Rogers played in Eoin McEvoy for a point on his debut against Fermanagh, after a mere 43 seconds, as Derry surged four points clear.
“We thought it would be tight so it was good to get that margin. It definitely takes the pressure off. We were able to get a few of our guys one on one and do what they can, the likes of Ethan Doherty and Shane (McGuigan).”
Padraig Cassidy and Conor McCluskey hit points late on, taking Derry’s range of scorers to 11 players. Rogers spoke of the need to ease the scoring burden.
“You have to have that spread,” he said. “If you look at all the top teams, the Kerrys and the Galways of this world all have their corner backs scoring as well and we can’t be any different.”
After playing most of his career at full-back, Rogers is a potent weapon with this surging runs further up the field.
From a playing point of view, Rogers points out how football is a game of waves. Attack at will on the ball, but trekking back is important and there needs to be care in not hanging your team “out to dry” with sloppiness in possession.
“Everybody gets back and if a team has a slow build-up play, all the more reason to get back,” said Rogers, well-placed to give his insight.
“It is different on a counterattack, you try and scramble as best you can. No good team is going to let their full-back line be exposed.
“It’s just the nature of it, everyone defends and everyone attacks. It is just the manner of how everyone goes about doing it.”
In an attacking sense, there are different approaches – the slow and measured version, kicking and the handpass over the top to a runner cutting back inside.
“That varies between all the teams,” Rogers added. “There is that variety now where everybody goes up and down the pitch.”
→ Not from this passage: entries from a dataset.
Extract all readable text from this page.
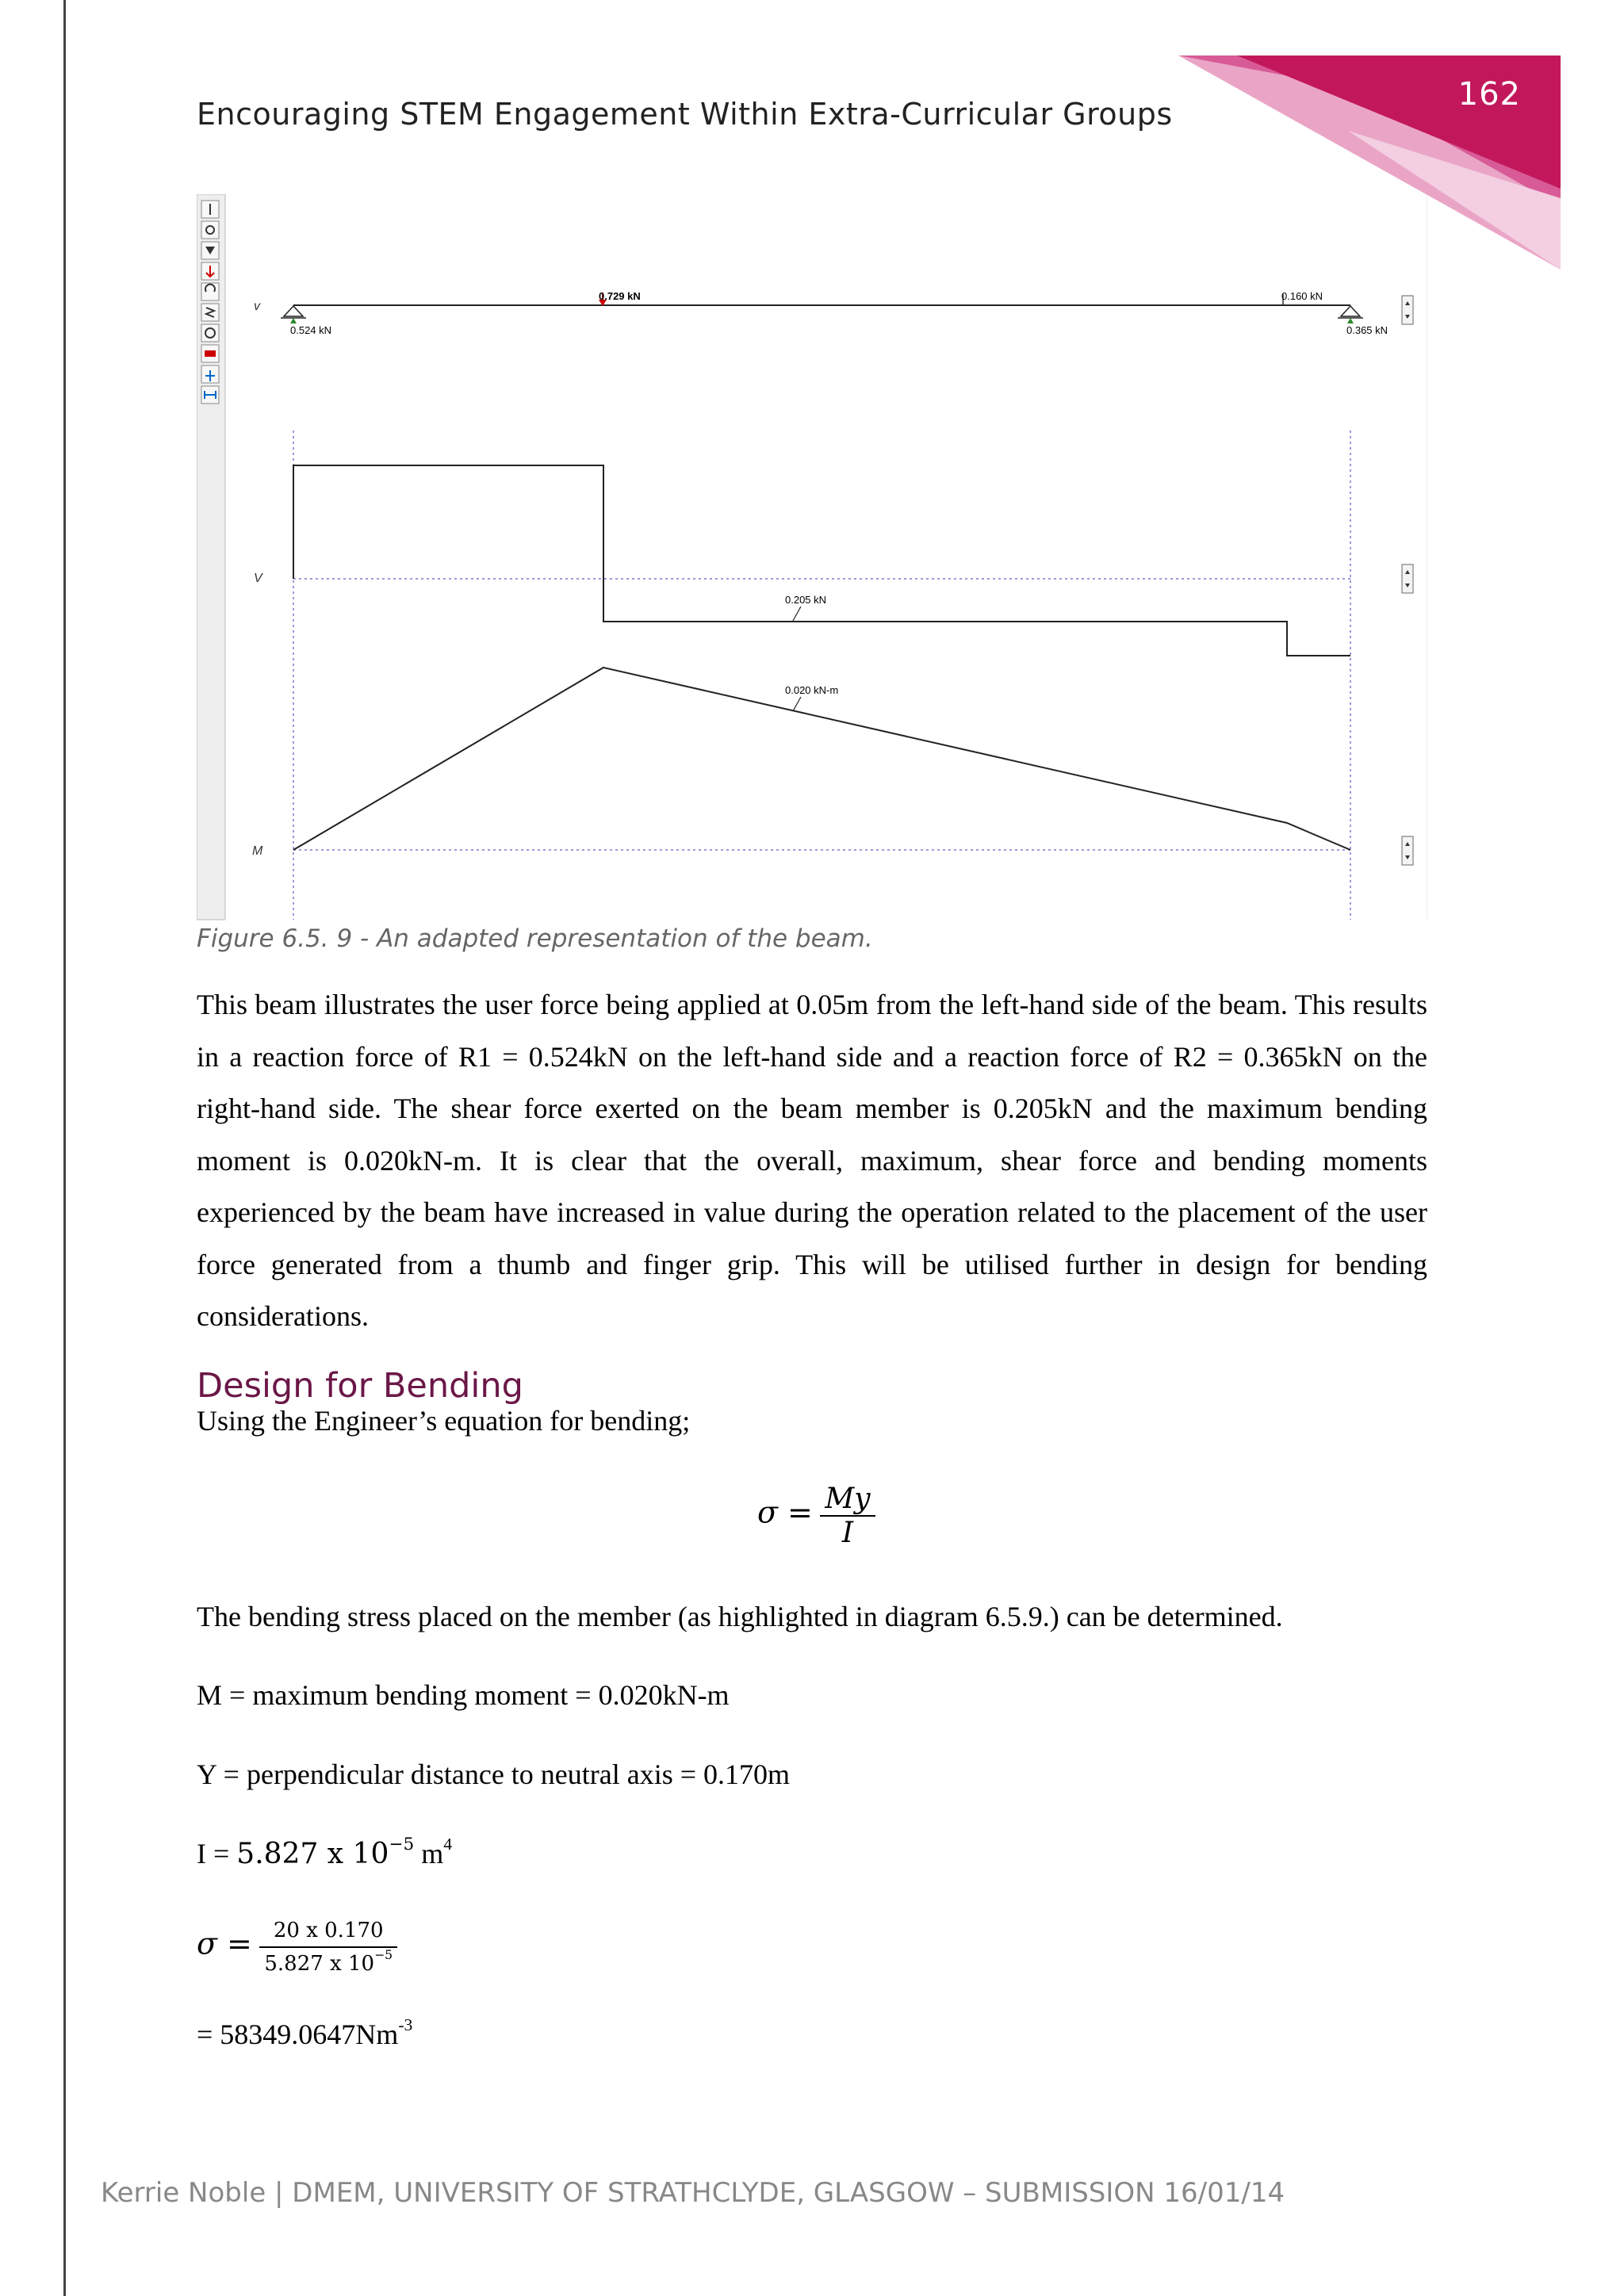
162
Encouraging STEM Engagement Within Extra-Curricular Groups
v
0.729 kN	0.160 kN
0.524 kN	0.365 kN
V
0.205 kN
M
0.020 kN-m
Figure 6.5. 9 - An adapted representation of the beam.
This beam illustrates the user force being applied at 0.05m from the left-hand side of the beam. This results in a reaction force of R1 = 0.524kN on the left-hand side and a reaction force of R2 = 0.365kN on the right-hand side. The shear force exerted on the beam member is 0.205kN and the maximum bending moment is 0.020kN-m. It is clear that the overall, maximum, shear force and bending moments experienced by the beam have increased in value during the operation related to the placement of the user force generated from a thumb and finger grip. This will be utilised further in design for bending considerations.
Design for Bending
Using the Engineer’s equation for bending;
$\sigma = \frac{My}{I}$
The bending stress placed on the member (as highlighted in diagram 6.5.9.) can be determined.
M = maximum bending moment = 0.020kN-m
Y = perpendicular distance to neutral axis = 0.170m
I = 5.827 x $10^{-5}$ $m^4$
$\sigma = \frac{20 x 0.170}{5.827 x 10^{-5}}$
= $58349.0647Nm^{-3}$
Kerrie Noble | DMEM, UNIVERSITY OF STRATHCLYDE, GLASGOW – SUBMISSION 16/01/14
On Saturday, Chrissy McKaigue started on Ultan Kelm with Magherafelt duo Conor McCluskey and Eoin McEvoy sharing spells on Darragh McGurn.
“Everyone is accountable depending on the scenario of the pitch they find themselves in,” Rogers adds.
“With matchups, you don’t want big on small in the inside line and things like that, but there is an element of matchups all over the pitch with people you’d be wary of.
“Defenders can now be as deadly as inside men so you always have to have your eye on quality players throughout the pitch.
“It does come with all its challenges but you do have to back yourself that you’ve trained and can be competitive in all facets and that everyone can adapt to any scenario at any time.”